The real money sits past AdSense. Established Indian cooking & food creators lean on cookware affiliates, cookbooks, and brand deals with food companies, which is priced on audience and niche rather than on the local ad rate.
| Country | RPM per 1,000 | Per 1M views |
|---|---|---|
| United States | $4.0 – $9.0 | $4,000 – $9,000 |
| Australia | $3.8 – $8.5 | $3,800 – $8,550 |
| United Kingdom | $3.6 – $8.1 | $3,600 – $8,100 |
| Canada | $3.5 – $7.9 | $3,520 – $7,920 |
| India | $0.8 – $1.8 | $800 – $1,800 |
| Pakistan | $0.6 – $1.4 | $640 – $1,440 |
| Germany | $2.9 – $6.5 | $2,880 – $6,480 |
| Ukraine | $0.9 – $2.0 | $880 – $1,980 |
| Philippines | $0.7 – $1.6 | $720 – $1,620 |
| Indonesia | $0.6 – $1.4 | $640 – $1,440 |
| Nigeria | $0.6 – $1.3 | $560 – $1,260 |
Same cooking & food content, different audience country.
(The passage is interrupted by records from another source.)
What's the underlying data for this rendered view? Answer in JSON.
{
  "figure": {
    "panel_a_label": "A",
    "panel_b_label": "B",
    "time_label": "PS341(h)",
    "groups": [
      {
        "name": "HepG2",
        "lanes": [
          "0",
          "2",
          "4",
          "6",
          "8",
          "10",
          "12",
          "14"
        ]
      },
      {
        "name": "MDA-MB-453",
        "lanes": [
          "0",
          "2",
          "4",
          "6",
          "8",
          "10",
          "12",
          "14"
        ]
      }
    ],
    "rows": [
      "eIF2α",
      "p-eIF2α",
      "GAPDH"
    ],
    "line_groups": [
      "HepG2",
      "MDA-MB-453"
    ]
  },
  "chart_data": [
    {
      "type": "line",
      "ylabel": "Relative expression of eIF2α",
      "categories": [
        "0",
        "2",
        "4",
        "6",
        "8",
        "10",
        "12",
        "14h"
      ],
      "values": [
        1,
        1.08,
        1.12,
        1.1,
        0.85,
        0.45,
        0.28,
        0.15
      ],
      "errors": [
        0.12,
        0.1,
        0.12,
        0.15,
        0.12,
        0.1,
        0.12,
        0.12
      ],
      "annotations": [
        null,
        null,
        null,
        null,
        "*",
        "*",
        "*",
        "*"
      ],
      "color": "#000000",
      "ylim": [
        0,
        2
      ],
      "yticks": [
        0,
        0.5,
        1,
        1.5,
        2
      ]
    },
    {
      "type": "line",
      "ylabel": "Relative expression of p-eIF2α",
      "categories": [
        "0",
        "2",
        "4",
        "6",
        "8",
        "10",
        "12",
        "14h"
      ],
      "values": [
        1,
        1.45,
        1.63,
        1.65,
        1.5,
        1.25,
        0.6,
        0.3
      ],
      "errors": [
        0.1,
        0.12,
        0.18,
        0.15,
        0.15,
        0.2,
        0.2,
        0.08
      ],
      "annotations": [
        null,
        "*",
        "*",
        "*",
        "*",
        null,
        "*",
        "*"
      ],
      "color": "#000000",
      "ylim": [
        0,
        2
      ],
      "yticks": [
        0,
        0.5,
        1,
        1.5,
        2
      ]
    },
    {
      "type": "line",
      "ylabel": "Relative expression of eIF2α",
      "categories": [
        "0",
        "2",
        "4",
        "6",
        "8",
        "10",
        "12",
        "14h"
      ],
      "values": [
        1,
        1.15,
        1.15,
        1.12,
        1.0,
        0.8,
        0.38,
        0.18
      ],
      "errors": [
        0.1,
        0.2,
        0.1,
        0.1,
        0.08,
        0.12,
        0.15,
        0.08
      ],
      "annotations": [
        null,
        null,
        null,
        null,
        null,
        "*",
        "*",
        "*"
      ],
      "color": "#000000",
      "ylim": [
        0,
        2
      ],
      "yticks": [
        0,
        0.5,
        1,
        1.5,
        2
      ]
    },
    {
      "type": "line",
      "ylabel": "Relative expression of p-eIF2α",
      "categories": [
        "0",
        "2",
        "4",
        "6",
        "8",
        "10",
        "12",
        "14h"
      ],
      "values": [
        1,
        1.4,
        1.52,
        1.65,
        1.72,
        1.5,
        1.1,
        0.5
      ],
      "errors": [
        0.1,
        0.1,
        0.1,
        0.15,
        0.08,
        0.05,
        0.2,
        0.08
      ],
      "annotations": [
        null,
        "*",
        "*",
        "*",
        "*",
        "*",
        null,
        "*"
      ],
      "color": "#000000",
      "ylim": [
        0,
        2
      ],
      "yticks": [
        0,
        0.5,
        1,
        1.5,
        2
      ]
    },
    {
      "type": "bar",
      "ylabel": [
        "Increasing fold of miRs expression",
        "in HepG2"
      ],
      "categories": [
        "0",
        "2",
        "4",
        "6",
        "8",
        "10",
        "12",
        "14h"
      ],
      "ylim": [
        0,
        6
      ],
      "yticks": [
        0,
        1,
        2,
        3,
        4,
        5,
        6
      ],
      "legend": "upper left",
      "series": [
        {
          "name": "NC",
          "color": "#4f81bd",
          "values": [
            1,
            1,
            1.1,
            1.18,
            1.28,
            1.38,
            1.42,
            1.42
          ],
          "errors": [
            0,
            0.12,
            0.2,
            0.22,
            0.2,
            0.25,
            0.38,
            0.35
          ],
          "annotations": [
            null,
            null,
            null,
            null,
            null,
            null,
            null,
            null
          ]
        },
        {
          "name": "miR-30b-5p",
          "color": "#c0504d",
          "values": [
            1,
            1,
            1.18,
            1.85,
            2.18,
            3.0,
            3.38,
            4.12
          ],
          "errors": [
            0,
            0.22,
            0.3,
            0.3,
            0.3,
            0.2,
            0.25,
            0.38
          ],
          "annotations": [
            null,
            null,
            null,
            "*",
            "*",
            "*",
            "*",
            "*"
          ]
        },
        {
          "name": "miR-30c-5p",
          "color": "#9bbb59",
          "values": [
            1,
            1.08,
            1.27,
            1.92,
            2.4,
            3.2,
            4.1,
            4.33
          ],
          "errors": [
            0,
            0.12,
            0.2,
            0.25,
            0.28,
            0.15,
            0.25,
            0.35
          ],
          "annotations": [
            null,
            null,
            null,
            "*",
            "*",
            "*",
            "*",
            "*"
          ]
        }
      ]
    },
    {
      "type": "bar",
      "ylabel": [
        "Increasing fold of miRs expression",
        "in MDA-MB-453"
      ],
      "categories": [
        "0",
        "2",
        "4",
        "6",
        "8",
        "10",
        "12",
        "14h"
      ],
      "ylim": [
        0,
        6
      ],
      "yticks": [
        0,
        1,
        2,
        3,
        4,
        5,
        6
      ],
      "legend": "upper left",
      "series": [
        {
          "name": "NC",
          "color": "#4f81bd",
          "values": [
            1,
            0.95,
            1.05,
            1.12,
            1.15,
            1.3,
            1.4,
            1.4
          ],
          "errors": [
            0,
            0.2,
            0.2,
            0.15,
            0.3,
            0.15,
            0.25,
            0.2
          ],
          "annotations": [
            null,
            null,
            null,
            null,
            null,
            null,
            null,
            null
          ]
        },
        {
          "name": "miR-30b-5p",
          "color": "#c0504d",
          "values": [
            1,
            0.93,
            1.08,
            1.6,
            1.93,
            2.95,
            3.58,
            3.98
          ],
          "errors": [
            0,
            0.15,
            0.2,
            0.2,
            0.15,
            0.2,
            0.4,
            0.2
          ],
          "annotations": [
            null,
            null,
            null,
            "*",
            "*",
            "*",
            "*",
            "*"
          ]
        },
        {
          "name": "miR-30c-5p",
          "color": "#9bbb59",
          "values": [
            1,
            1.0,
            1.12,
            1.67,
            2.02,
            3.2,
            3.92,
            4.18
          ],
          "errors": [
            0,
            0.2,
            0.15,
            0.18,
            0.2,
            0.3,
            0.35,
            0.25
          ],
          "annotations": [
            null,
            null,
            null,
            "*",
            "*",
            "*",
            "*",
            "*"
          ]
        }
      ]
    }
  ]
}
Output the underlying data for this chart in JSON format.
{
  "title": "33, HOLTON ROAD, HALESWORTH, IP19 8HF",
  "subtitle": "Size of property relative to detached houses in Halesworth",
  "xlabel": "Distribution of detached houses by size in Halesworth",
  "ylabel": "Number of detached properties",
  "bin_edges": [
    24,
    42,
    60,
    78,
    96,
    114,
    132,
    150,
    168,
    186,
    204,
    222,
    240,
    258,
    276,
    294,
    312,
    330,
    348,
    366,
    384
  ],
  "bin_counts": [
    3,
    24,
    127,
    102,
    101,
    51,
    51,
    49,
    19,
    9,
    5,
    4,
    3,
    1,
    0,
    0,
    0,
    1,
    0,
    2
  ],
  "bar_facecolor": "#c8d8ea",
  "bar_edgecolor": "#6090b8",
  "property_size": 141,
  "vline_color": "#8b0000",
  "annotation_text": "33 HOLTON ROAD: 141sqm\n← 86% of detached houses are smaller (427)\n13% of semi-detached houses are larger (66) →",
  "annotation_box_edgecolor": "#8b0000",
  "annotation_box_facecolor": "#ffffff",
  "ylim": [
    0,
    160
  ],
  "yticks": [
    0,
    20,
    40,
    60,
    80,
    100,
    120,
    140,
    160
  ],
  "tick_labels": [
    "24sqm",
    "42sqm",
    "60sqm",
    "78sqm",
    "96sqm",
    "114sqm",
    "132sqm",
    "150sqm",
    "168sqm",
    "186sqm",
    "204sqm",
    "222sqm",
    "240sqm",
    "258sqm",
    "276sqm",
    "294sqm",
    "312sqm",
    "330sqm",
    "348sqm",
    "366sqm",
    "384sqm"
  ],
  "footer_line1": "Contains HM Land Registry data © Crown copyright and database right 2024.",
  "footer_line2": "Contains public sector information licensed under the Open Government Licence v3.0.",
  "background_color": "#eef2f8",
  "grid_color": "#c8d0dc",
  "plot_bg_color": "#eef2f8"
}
The RPM gap is driven by local advertiser spend, not by the channel.
What Indian creators ask before they commit to this niche. Still curious? Get in touch.
A cooking & food channel with an Indian audience typically earns an RPM of $0.8 to $1.8 per 1,000 views, or roughly ₹66 to ₹149 in local terms, which is what you keep after YouTube's 45% cut and un-monetised views. One million monthly views works out to roughly $800 to $1,800 (about ₹66,400 to ₹149,400) a month from ads alone.
AdSense pays in US dollars and your Indian bank converts to rupees, so the ₹ total tracks the USD/INR rate. Payout clears after the $100 threshold, and Google may withhold US tax on the US-viewer share unless your tax info is filed. The RPM figures on this page are the US-dollar amounts AdSense reports, which your bank converts to INR, so the local total moves a little with the exchange rate.
YouTube income is taxable in India as business or professional income, and it also falls under GST once you cross the registration threshold, so many creators register early and keep invoices. This is general information, not tax advice, so check your own situation with a local accountant once the channel earns real money.
At an Indian RPM of $0.8 to $1.8, one million views earns roughly $800 to $1,800 (about ₹66,400 to ₹149,400) from ads. Sponsorships and affiliates usually add more on top, and in a lower-RPM market like this one those extra streams often matter more than the ad revenue.
Within cooking & food, appliance reviews and premium recipe series command the highest ad rates because advertisers in those categories bid the most, and that holds in India just as it does elsewhere. Pair that with mid-roll ads on 8-minute-plus videos to lift RPM further.
Most serious cooking & food creators in India earn more from cookware affiliates, cookbooks, and brand deals with food companies than from AdSense. This matters even more in a lower-RPM market, where the ad rate alone is thin, and a brand deal is priced on audience and niche, not on the local ad rate.
Make globally-framed cooking & food content in English so a real share of views come from US, UK, Canada and Australia viewers. An Indian channel that earns half its views from tier-1 countries can multiply its RPM several times over without changing topic.
At the middle of the Indian cooking & food RPM band, roughly 3,846,000 monthly views gets you to $5,000 (about ₹415,000) a month from ads. Affiliate links and sponsorships can reach it at fewer views, which is often the faster route in a lower-RPM market.